The United States Naval Observatory (USNO) has released the First Edition of its USNO Robotic Astrometric Telescope star catalog, URAT1. This catalog is the follow-on to the Observatory’s previous USNO CCD Astrograph Catalog (UCAC4). The new catalog contains positional data on about 228 million stars with a magnitude range of 3.0 to 18.5 for a bandpass of 680 to 750 nanometers between declinations of +89.5 degrees and -15 degrees. Longer integration times and more sensitive, backside CCDs allowed for a substantial increase in limiting magnitude, resulting in a nearly 4-fold increase in the average number of stars per square degree as compared to UCAC.

URAT1 is supplemented by preliminary proper motions derived exclusively from 2-epoch URAT1 and Two Micron All Sky Survey (2MASS) data (at around epoch 2000) resulting in proper motion errors of typically 5 to 8 milliarcseconds (mas)/year. Photometry from 2MASS and the American Association of Variable Star Observers Photometric All-Sky Survey (APASS) is added for stars in common with URAT1.

The catalog was created using the same “Red Lens” used in the preceding UCAC catalogs; however, the lens was installed in a completely re-designed tube assembly fitted with a new, state-of-the-art large-format charge-coupled device (CCD) camera. This new camera consists of an array of four of the world’s largest monolithic CCD detectors, each of which has 10,560 x 10,560 x 9-micron pixels. This array is cooled by liquid nitrogen and forms a large-scale focal plane that covers about 28 square degrees of the sky in a single image. The telescope, currently installed at the U.S. Naval Observatory Flagstaff Station (NOFS), has been designed to run autonomously with minimal human intervention.

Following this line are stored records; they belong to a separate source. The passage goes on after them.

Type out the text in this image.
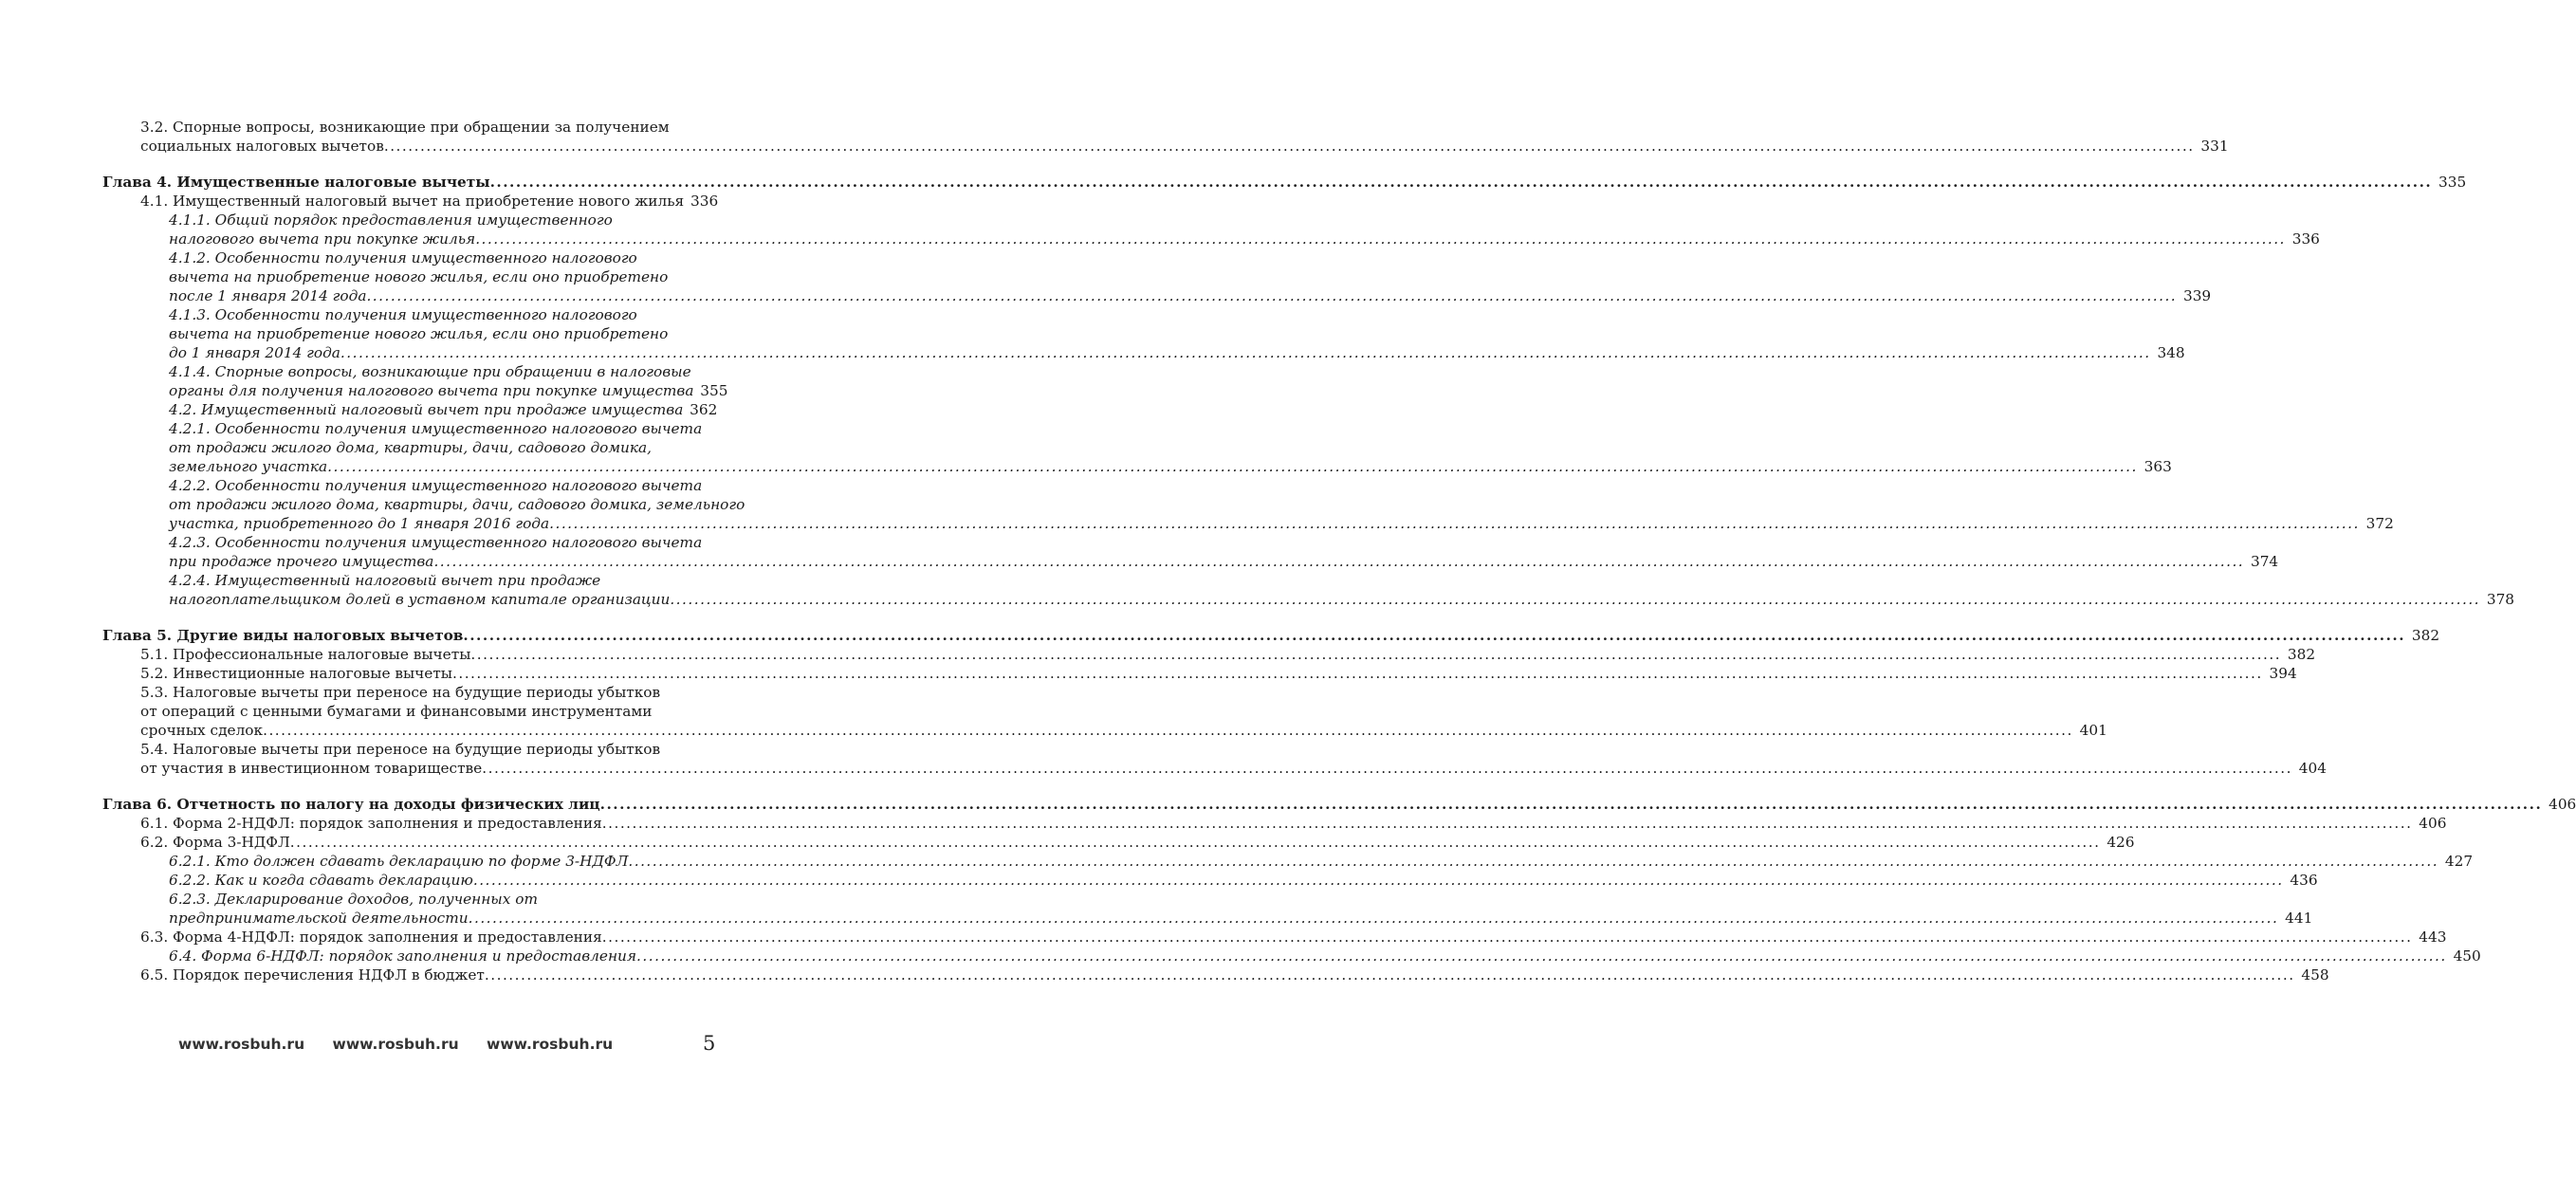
3.2. Спорные вопросы, возникающие при обращении за получением
социальных налоговых вычетов ............................................................................................................................................................................................................................................................................................................ 331
Глава 4. Имущественные налоговые вычеты ............................................................................................................................................................................................................................................................................................................ 335
4.1. Имущественный налоговый вычет на приобретение нового жилья 336
4.1.1. Общий порядок предоставления имущественного
налогового вычета при покупке жилья ............................................................................................................................................................................................................................................................................................................ 336
4.1.2. Особенности получения имущественного налогового
вычета на приобретение нового жилья, если оно приобретено
после 1 января 2014 года ............................................................................................................................................................................................................................................................................................................ 339
4.1.3. Особенности получения имущественного налогового
вычета на приобретение нового жилья, если оно приобретено
до 1 января 2014 года ............................................................................................................................................................................................................................................................................................................ 348
4.1.4. Спорные вопросы, возникающие при обращении в налоговые
органы для получения налогового вычета при покупке имущества 355
4.2. Имущественный налоговый вычет при продаже имущества 362
4.2.1. Особенности получения имущественного налогового вычета
от продажи жилого дома, квартиры, дачи, садового домика,
земельного участка ............................................................................................................................................................................................................................................................................................................ 363
4.2.2. Особенности получения имущественного налогового вычета
от продажи жилого дома, квартиры, дачи, садового домика, земельного
участка, приобретенного до 1 января 2016 года ............................................................................................................................................................................................................................................................................................................ 372
4.2.3. Особенности получения имущественного налогового вычета
при продаже прочего имущества ............................................................................................................................................................................................................................................................................................................ 374
4.2.4. Имущественный налоговый вычет при продаже
налогоплательщиком долей в уставном капитале организации ............................................................................................................................................................................................................................................................................................................ 378
Глава 5. Другие виды налоговых вычетов ............................................................................................................................................................................................................................................................................................................ 382
5.1. Профессиональные налоговые вычеты ............................................................................................................................................................................................................................................................................................................ 382
5.2. Инвестиционные налоговые вычеты ............................................................................................................................................................................................................................................................................................................ 394
5.3. Налоговые вычеты при переносе на будущие периоды убытков
от операций с ценными бумагами и финансовыми инструментами
срочных сделок ............................................................................................................................................................................................................................................................................................................ 401
5.4. Налоговые вычеты при переносе на будущие периоды убытков
от участия в инвестиционном товариществе ............................................................................................................................................................................................................................................................................................................ 404
Глава 6. Отчетность по налогу на доходы физических лиц ............................................................................................................................................................................................................................................................................................................ 406
6.1. Форма 2-НДФЛ: порядок заполнения и предоставления ............................................................................................................................................................................................................................................................................................................ 406
6.2. Форма 3-НДФЛ ............................................................................................................................................................................................................................................................................................................ 426
6.2.1. Кто должен сдавать декларацию по форме 3-НДФЛ ............................................................................................................................................................................................................................................................................................................ 427
6.2.2. Как и когда сдавать декларацию ............................................................................................................................................................................................................................................................................................................ 436
6.2.3. Декларирование доходов, полученных от
предпринимательской деятельности ............................................................................................................................................................................................................................................................................................................ 441
6.3. Форма 4-НДФЛ: порядок заполнения и предоставления ............................................................................................................................................................................................................................................................................................................ 443
6.4. Форма 6-НДФЛ: порядок заполнения и предоставления ............................................................................................................................................................................................................................................................................................................ 450
6.5. Порядок перечисления НДФЛ в бюджет ............................................................................................................................................................................................................................................................................................................ 458
www.rosbuh.ru www.rosbuh.ru www.rosbuh.ru	5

In April, 2012 URAT began to systematically image the sky every clear night for a period of just over two years. Over 65,000 individual images were exposed during this time. Each individual exposure contains about 1 gigabyte of data.

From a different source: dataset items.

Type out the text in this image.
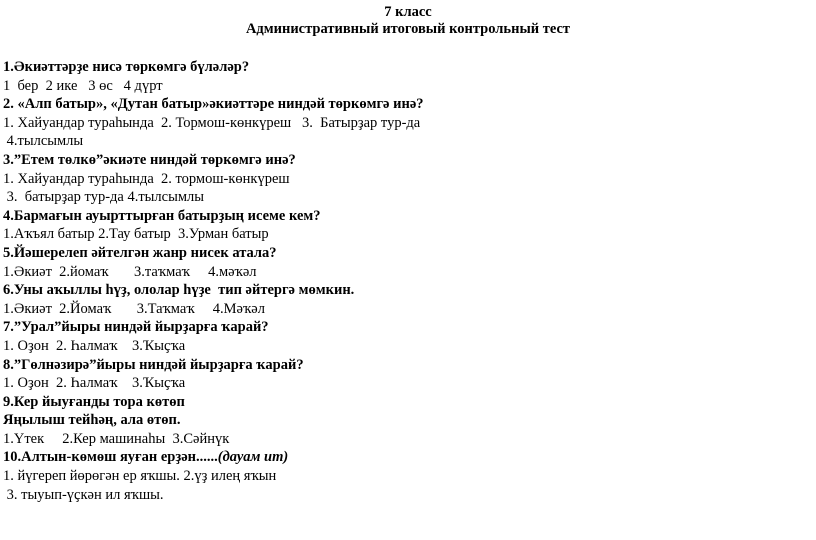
7 класс
Административный итоговый контрольный тест
1.Әкиәттәрҙе нисә төркөмгә бүләләр?
1  бер  2 ике   3 өс   4 дүрт
2. «Алп батыр», «Дутан батыр»әкиәттәре ниндәй төркөмгә инә?
1. Хайуандар тураһында  2. Тормош-көнкүреш   3.  Батырҙар тур-да
4.тылсымлы
3.”Етем төлкө”әкиәте ниндәй төркөмгә инә?
1. Хайуандар тураһында  2. тормош-көнкүреш
3.  батырҙар тур-да 4.тылсымлы
4.Бармағын ауырттырған батырҙың исеме кем?
1.Аҡъял батыр 2.Тау батыр  3.Урман батыр
5.Йәшерелеп әйтелгән жанр нисек атала?
1.Әкиәт  2.йомаҡ       3.таҡмаҡ     4.мәҡәл
6.Уны аҡыллы һүҙ, ололар һүҙе  тип әйтергә мөмкин.
1.Әкиәт  2.Йомаҡ       3.Таҡмаҡ     4.Мәҡәл
7.”Урал”йыры ниндәй йырҙарға ҡарай?
1. Оҙон  2. Һалмаҡ    3.Ҡыҫҡа
8.”Гөлнәзирә”йыры ниндәй йырҙарға ҡарай?
1. Оҙон  2. Һалмаҡ    3.Ҡыҫҡа
9.Кер йыуғанды тора көтөп
Яңылыш тейһәң, ала өтөп.
1.Үтек     2.Кер машинаһы  3.Сәйнүк
10.Алтын-көмөш яуған ерҙән......(дауам ит)
1. йүгереп йөрөгән ер яҡшы. 2.үҙ илең яҡын
3. тыуып-үҫкән ил яҡшы.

Astronomers measure the sky in terms of angular degrees, minutes, and seconds of arc. The apparent size of the disc of the full Moon is approximately 30 arcminutes, or one-half of a degree. The apparent size of the disc of Mars at its most favorable oppositions is just over 25 arcseconds, slightly less than one-half of an arcminute. One arcsecond is the apparent size that a U.S. penny coin would appear if it were viewed from a distance of about 2.4 miles (3.9 kilometers).

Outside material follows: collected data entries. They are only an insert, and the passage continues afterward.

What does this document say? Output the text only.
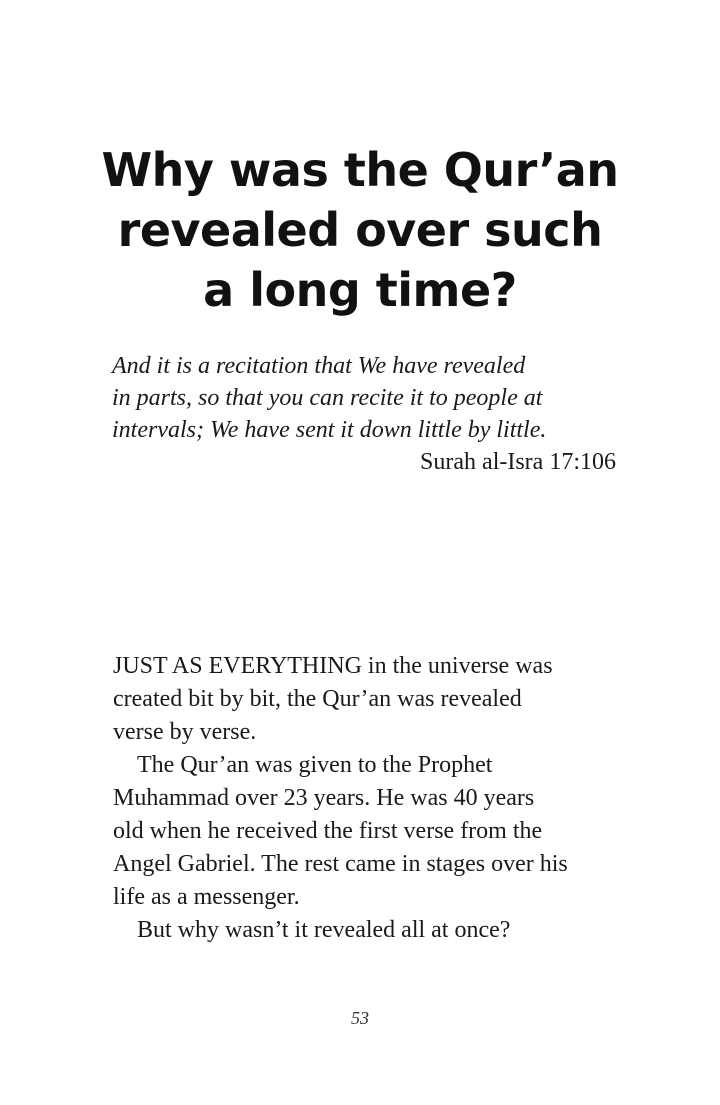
Why was the Qur’an
revealed over such
a long time?
And it is a recitation that We have revealed
in parts, so that you can recite it to people at
intervals; We have sent it down little by little.
Surah al-Isra 17:106

JUST AS EVERYTHING in the universe was
created bit by bit, the Qur’an was revealed
verse by verse.

The Qur’an was given to the Prophet
Muhammad over 23 years. He was 40 years
old when he received the first verse from the
Angel Gabriel. The rest came in stages over his
life as a messenger.

But why wasn’t it revealed all at once?

53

The positions of the 3rd to 18.5th magnitude stars in the URAT1 are known to within an error of 5 to 30 milliarcseconds (“mas,” or thousandths of a second of arc), which would be equivalent to the width of the “I” in the word “LIBERTY” on our penny about 6,000 feet (2 kilometers) away!

URAT1 will be available to users through the astrometric catalog server at the Strasbourg Astronomical Data Center (CDS, http://vizier.u-strasbg.fr/viz-bin/VizieR?-source=I/329) as Catalog I/329.

Current plans call for a second URAT2 data release in about a year, which will include 3+ years of operations, proper motions and parallaxes (of nearby stars) derived from URAT data.

Contacts:
Geoff Chester
USNO Public Affairs Officer
+1 (202) 762-1438
geoff.chester@navy.mil

Dr. Norbert Zacharias
Chief, Optical Reference Frame Division,
USNO Astrometry Department
+1 (202) 762-1423
nz@usno.navy.mil

An image of the URAT astrograph as installed at the Flagstaff Station:
http://www.usno.navy.mil/USNO/tours-events/DSC_8926.JPG/image_view_fullscreen

A graphic showing the sky coverage and star density of the URAT1 Catalog:
http://www.usno.navy.mil/USNO/tours-events/urat1-skyden.png/image_view_fullscreen

Founded in 1830, the U.S. Naval Observatory functions as an operational Navy unit under the Commander, Naval Meteorology and Oceanography Command and United States Fleet Forces Command, maintaining and disseminating the Department of Defense’s official timescale used by GPS and other Defense satellite systems, as well as collecting astrometric information required to operate a wide variety of strategic systems.